Ancaman bencana di Indonesia terus meningkat akibat perubahan iklim dan kondisi geologi kompleks, tegas Lilik Kurniawan. Data menunjukkan kenaikan muka air laut 0,8–1,2 cm/tahun, gelombang ekstrem di atas 1,5 meter, serta perubahan curah hujan hingga ±2,5 mm per hari.

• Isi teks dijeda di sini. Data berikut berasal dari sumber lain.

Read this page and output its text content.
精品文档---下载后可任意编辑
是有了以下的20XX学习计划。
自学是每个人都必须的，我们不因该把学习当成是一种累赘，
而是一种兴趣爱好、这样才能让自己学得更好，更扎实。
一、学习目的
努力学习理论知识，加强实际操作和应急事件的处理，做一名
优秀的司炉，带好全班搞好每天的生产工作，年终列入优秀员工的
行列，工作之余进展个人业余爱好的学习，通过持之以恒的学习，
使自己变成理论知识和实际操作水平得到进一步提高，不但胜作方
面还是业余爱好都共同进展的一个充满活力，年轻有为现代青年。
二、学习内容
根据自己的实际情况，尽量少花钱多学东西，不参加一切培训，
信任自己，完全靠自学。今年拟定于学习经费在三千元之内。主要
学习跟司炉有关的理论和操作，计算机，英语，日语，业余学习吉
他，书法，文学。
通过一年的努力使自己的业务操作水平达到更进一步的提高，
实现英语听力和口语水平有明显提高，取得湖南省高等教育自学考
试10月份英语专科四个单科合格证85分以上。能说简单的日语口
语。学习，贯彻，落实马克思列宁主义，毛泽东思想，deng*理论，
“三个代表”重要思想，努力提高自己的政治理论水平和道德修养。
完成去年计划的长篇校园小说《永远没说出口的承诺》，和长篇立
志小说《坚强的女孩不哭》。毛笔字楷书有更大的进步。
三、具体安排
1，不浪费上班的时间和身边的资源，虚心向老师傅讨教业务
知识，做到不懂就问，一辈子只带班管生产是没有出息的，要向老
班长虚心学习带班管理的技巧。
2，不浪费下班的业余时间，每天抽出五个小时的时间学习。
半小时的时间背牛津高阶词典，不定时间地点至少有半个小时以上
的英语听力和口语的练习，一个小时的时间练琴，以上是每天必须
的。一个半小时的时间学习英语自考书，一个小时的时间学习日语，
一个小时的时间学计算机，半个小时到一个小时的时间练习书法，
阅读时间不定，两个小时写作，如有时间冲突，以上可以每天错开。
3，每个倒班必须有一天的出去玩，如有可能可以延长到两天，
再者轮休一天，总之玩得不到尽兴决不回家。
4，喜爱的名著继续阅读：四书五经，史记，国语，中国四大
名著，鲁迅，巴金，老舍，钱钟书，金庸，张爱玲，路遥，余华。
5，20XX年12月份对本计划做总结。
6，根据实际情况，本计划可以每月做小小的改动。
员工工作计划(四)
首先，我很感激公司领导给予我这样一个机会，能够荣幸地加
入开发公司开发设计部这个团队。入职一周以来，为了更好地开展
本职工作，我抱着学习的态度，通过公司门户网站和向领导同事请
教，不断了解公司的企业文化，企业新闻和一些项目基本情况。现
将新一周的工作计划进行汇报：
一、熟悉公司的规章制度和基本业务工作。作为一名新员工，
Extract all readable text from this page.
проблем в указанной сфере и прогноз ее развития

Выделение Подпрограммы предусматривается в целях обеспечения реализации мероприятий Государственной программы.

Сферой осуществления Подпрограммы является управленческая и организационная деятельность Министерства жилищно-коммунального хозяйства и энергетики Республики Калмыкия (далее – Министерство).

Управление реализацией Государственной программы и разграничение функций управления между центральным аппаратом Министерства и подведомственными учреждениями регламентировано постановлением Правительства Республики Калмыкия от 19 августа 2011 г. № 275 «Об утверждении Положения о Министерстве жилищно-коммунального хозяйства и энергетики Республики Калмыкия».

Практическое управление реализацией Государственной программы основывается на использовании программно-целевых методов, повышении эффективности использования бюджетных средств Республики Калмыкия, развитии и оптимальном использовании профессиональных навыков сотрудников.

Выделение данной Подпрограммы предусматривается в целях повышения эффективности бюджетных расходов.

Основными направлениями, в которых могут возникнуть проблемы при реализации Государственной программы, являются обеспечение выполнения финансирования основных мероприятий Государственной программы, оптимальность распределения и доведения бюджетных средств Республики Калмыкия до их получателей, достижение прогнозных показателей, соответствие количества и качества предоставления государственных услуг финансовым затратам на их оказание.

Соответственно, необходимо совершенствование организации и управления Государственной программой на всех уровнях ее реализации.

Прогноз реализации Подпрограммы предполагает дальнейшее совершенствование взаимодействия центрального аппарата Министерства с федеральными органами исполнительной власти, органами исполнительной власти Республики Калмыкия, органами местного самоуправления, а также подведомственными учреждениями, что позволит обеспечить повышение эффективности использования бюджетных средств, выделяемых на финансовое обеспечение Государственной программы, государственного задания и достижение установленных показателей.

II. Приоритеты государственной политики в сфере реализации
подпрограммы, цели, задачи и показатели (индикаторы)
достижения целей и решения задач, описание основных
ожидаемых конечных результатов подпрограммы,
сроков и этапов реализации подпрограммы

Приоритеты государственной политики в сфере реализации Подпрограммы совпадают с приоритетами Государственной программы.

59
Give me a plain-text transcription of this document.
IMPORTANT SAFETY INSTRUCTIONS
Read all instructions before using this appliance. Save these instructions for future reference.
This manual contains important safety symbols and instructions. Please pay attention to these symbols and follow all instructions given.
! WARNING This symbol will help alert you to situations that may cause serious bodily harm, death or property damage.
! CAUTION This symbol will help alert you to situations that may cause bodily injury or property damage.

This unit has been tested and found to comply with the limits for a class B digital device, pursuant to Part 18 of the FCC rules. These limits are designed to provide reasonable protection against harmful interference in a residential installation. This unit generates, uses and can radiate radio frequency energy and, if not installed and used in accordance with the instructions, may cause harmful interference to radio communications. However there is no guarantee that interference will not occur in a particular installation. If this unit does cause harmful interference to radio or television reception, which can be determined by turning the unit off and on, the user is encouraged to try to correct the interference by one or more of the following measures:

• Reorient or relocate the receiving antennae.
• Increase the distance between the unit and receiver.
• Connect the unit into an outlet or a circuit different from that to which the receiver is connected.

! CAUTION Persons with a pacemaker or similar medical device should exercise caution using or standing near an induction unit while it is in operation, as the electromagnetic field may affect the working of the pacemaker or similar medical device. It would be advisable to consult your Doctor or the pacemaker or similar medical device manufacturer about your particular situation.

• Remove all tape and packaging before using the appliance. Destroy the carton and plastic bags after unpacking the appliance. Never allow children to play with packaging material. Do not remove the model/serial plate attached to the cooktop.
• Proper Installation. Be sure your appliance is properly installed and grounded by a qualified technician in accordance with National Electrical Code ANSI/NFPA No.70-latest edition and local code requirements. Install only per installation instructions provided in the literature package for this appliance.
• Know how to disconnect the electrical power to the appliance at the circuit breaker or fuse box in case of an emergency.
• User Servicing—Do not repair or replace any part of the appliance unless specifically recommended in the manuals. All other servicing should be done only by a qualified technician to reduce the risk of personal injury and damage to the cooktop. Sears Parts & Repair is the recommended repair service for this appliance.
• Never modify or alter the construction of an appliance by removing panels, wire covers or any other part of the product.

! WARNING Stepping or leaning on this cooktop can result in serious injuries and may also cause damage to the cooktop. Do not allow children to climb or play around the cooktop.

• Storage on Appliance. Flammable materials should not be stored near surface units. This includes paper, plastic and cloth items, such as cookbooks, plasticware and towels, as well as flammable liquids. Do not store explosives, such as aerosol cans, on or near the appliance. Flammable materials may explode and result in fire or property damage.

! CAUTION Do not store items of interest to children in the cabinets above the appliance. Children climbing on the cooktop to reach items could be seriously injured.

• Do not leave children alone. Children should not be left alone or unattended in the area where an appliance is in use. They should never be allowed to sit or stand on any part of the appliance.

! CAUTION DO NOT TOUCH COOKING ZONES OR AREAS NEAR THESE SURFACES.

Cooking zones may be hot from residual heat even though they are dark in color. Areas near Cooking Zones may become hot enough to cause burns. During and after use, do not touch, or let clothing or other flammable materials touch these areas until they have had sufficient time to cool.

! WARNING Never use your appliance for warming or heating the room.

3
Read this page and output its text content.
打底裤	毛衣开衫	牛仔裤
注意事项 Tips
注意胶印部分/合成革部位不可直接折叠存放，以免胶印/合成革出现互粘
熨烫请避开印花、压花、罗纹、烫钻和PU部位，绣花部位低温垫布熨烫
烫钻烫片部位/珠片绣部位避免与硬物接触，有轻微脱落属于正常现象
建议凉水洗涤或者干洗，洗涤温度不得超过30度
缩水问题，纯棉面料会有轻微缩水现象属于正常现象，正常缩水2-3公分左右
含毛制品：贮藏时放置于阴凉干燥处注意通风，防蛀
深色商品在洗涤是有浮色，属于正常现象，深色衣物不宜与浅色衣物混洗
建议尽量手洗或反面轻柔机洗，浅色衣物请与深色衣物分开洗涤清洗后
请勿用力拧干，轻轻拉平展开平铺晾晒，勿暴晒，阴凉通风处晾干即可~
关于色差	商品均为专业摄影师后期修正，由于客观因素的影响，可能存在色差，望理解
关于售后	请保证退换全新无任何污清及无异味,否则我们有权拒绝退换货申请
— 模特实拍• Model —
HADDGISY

Dari sisi geologi, Indonesia memiliki 6 zona subduksi, 13 segmen megathrust, dan hampir 300 sesar aktif sebagai sumber potensi bencana besar. Lebih dari 53 ribu desa di daerah rawan bencana dihuni oleh 51 juta keluarga, menunjukkan tingginya risiko.
Deputi Lilik menekankan urgensi kolaborasi menghadapi risiko bencana yang meningkat. “Indonesia berhadapan dengan risiko bencana yang semakin tinggi. Lebih dari 53 ribu desa berada di daerah rawan bencana, dihuni 51 juta keluarga.
Kondisi ini menuntut kita semua, pemerintah pusat, daerah, hingga masyarakat untuk bersatu memperkuat sistem rehabilitasi dan rekonstruksi pascabencana,” kata Deputi Lilik.
Lilik juga menyoroti kapasitas sumber daya penanggulangan bencana yang masih terbatas di Indonesia. Nilai Indeks Kapasitas Daerah (IKD) rata-rata baru mencapai 0,46, masuk kategori sedang, menunjukkan perlunya peningkatan.
Cakupan peringatan dini baru menjangkau sekitar 6 persen dari total populasi yang terpapar risiko tinggi, ungkap Lilik. “Kondisi ini menunjukkan bahwa kita masih memiliki pekerjaan besar untuk meningkatkan kesiapan dan respons,” tuturnya.
Pembentukan Tim Koordinasi Nasional RR akan memperkuat sinergi lintas sektor yang selama ini berjalan parsial, menurut Lilik. Tim ini memiliki lima kelompok kerja: permukiman, infrastruktur, sosial, ekonomi, dan lintas-sektoral.
Masing-masing kelompok kerja dikoordinasikan oleh kementerian/lembaga terkait dengan dukungan dari pemerintah daerah, TNI/Polri, dan mitra pembangunan. Sinergi ini diharapkan mampu mengatasi hambatan koordinasi yang ada.
Selain pembentukan tim, Kemenko PMK juga menyiapkan Kartu Kendali RR sebagai instrumen monitoring dan evaluasi. Kartu ini bertujuan memastikan proses rehabilitasi dan rekonstruksi berjalan sesuai rencana.
Kemenko PMK juga membentuk Forum Kebijakan RR untuk melibatkan semua unsur dalam perumusan kebijakan pemulihan pascabencana. Unsur-unsur tersebut meliputi pemerintah, akademisi, dunia usaha, media, dan masyarakat sipil.
Dengan demikian, rehabilitasi dan rekonstruksi diharapkan dapat berjalan lebih adaptif dan inklusif sesuai kebutuhan masyarakat terdampak. Inisiatif ini menandai komitmen serius pemerintah dalam penanganan pascabencana yang lebih baik.